Engineers Writing Fiction: Do We Think Differently?

I’ve spent most of my life around code.

When something doesn’t work, you don’t argue with it. You don’t try to emotionally justify it. You run it through a compiler, a linter, a test suite, and the system tells you — very plainly — where it breaks. Sometimes, on the good days, it even tells you why.

I’ve realised that I approach parts of writing in the same way.

When I’ve handed drafts to beta readers, I’ve said some version of this almost verbatim:

If you like it, that’s great. But if something doesn’t work, please tell me. I’m too close to the source material — my brain fills in gaps that aren’t actually on the page.

That’s a classic failure mode. When you’ve lived inside a world long enough, you stop seeing what’s actually written and start seeing what you meant to write. Fresh readers act a bit like external validators: they don’t know the internal state, so they can only react to what’s actually observable.

That’s incredibly valuable.

Broken Code, Broken Ideas

In software, anything that doesn’t work eventually gets thrown out and replaced with something that does. You might salvage a function or an algorithm, but the system itself has to pass its checks.

I tend to treat story ideas the same way — with one small concession to sentimentality.

If something breaks under scrutiny, I don’t try to make it work or pile explanation on top of it. I cut it.

The difference is that instead of deleting it outright, it goes into a folder. Scenes, concepts, half-built worlds — all archived in case there’s a piece worth reusing later. Not because the idea was “almost right,” but because it might be right in a different system.

That instinct — to discard rather than rationalise — feels very natural to me. And it’s one of the places where I suspect engineering and writing sometimes pull in different directions.

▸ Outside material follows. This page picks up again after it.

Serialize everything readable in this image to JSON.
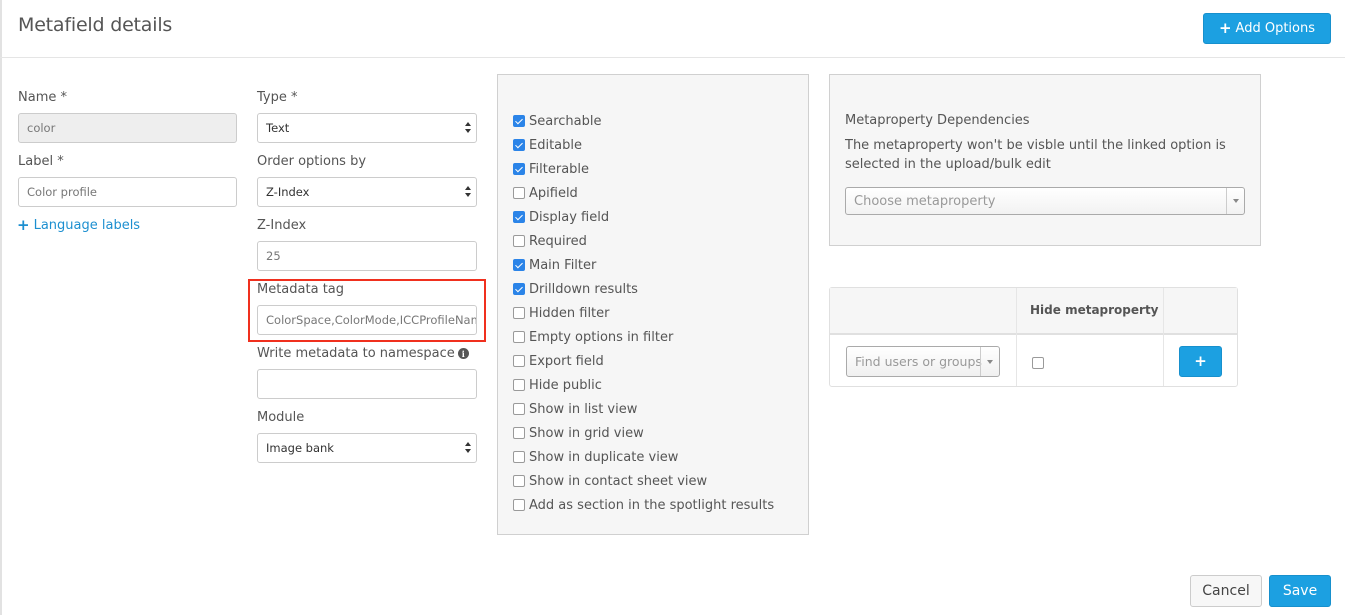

Different Instincts Under Uncertainty

A lot of writers I admire are willing to live with ambiguity for a long time. They’ll follow emotional payoff first and trust revision to reconcile the logic later. That approach still makes me uneasy.

Engineers tend to do the opposite.

We’re trained to look for failure modes early. To ask: What assumptions does this require? What breaks if someone pokes it over here? What only works if you don’t look too closely?

Neither approach is better. They just optimise for different things.

But living in the overlap can be uncomfortable.

An idea might feel right — thematically strong, emotionally resonant — and still violate a constraint badly enough that I can’t ignore it. When that happens, the engineer part of my brain wins. The idea goes.

Not because it lacks heart, but because I can’t build on a system that doesn’t stand up under scrutiny for very long.

Background Noise (and Imposter Syndrome)

I don’t come from a traditional writing background. I don’t have an English degree. Most of my day-to-day prose practice, historically, looked more like:

“At your convenience, could you please test X and let me know if you encounter any issues.”

Imposter syndrome shows up from time to time.

But I do have a lot of practice thinking about systems, constraints, and long-term consequences. And I’ve spent years running tabletop role-playing campaigns that stretched across years — tracking cause and effect, delayed payoffs, and decisions that only matter many sessions later.

That kind of thinking transfers surprisingly well.

Why Hard Sci-Fi Fits

I like science. I like rules. I like worlds where consequences propagate instead of evaporating.

Hard science fiction gives me a framework where constraints aren’t a burden — they’re the point. The story isn’t about clever technology so much as what happens when people push against real limits and have to live with the outcomes.

That’s the space where my instincts feel aligned rather than at odds.

An Open Question

I’ve been curious whether others feel this same friction.

Do people who come from engineering, science, or programming notice different instincts kicking in when they write fiction? Do they kill ideas earlier? Do broken concepts bother them more than rough prose?

And do people from more traditional writing backgrounds find this way of thinking alien — or does it sound familiar under a different name?

I don’t think there’s a right answer here. But I do think the overlap is an interesting place to work — and an uncomfortable one in ways that might be useful.